Marc Ethier's avatar

What Greg describes here is what's been one of my greatest frustrations with education discourse, which is that once words become trendy, they get applied to every situation with wildly varying and sometimes opposite meanings. So it is with differentiation, which as Greg points out can mean both accommodating or addressing difficulties when they are identified in individual students, which are two very different strategies, and for rhetorical purposes can even mean accommodation as applied to students with disabilities, which is a legal requirement.

As another example, Greg's expressed in the past his opposition to Universal Design for Learning (UDL), which he described as "a form of differentiation". Now UDL is both a trending hashtag and (I believe) a registered trademark of the research institute that introduced the term, and who presumably gets to define what it means even if they do so in self-contradictory ways, but if we look at the original idea of applying universal design concepts to educational design, that should make it the *opposite* of differentiation. The whole point of universal design is that objects of design should from the outset be accessible to all users without needing costly refitting in order to provide accommodation. The standard example is buildings where connections between the floors are entirely done through ramps (with an absence of stairs). I've seen researchers include under the label of UDL the act of ensuring, in a web-based course, that pdf files provided to the students include the actual text of the document rather than simply encapsulating images, say of scanned textbook pages for example. The reason being that text-to-speech software is able to deal with the former and not with the latter, so students who rely on this kind of software would not be able to read them. Though at this point we might say that this is simply common sense or standard educational design principles, and doesn't need the label of UDL.

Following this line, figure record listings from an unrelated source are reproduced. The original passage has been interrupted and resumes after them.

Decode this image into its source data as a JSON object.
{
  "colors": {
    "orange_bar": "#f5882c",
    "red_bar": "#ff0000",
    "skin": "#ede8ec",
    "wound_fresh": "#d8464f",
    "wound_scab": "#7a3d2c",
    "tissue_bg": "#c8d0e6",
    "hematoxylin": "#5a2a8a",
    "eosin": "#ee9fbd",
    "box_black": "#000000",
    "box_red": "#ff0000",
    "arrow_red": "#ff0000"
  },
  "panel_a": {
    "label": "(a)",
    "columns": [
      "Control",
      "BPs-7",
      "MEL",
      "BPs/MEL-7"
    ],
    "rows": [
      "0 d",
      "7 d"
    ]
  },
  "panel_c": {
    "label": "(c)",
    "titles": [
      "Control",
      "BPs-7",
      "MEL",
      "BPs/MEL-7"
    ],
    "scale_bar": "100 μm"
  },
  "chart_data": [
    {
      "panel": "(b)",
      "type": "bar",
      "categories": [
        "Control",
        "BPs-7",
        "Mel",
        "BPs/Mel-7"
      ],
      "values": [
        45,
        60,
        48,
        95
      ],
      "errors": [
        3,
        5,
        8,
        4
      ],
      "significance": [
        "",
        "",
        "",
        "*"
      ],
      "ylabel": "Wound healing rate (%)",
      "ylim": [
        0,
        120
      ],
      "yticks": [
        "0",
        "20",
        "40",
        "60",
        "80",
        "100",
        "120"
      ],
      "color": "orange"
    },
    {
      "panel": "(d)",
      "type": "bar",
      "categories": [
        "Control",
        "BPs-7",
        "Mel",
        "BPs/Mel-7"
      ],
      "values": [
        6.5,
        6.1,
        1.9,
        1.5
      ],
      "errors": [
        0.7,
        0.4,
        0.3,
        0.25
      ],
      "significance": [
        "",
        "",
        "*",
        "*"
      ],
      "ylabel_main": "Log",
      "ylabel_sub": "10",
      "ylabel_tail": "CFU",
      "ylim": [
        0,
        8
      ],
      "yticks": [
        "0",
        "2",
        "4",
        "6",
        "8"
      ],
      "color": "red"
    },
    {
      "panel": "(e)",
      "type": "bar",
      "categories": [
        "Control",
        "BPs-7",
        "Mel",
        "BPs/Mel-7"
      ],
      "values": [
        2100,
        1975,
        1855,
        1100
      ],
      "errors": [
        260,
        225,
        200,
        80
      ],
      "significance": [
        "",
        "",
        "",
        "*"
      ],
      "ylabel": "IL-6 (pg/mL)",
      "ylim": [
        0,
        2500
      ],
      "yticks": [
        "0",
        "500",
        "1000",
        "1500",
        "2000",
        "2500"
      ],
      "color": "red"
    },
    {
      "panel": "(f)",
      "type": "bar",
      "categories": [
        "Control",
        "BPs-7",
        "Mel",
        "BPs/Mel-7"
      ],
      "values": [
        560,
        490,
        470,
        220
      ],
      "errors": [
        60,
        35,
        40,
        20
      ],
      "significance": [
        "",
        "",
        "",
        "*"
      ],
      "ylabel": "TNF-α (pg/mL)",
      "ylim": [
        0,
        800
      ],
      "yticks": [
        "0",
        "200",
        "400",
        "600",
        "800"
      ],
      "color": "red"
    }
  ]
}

Also, interestingly, the first link I see at the bottom of this page goes to Greg's post about "Freddie deBoer's act of intellectual fraud". Which makes me chuckle because right here, Greg says that "[i]n a class of 25+ students, there will always be some variation in prior knowledge—although not ‘learning profiles’ or other made-up differences." The whole point of deBoer's interest in education discourse is that there are and will always be variations in prior knowledge (as well as inherent ability) between students, and no pedagogical intervention can change this simple fact about the world. This made him suspicious of the reported miraculous results in some southern US states caused by the renewed emphasis on phonics and on a knowledge-rich curriculum (as well as "accountability"), especially given the many ways in which school leaders and politicians can fudge the numbers if there is incentive to do so, which placed him at odds with Greg and with the science of learning crowd. But we all agree that phonics isn't going to make intellectually delayed students into geniuses, and also isn't going to solve racial disparities in economic outcomes in the United States.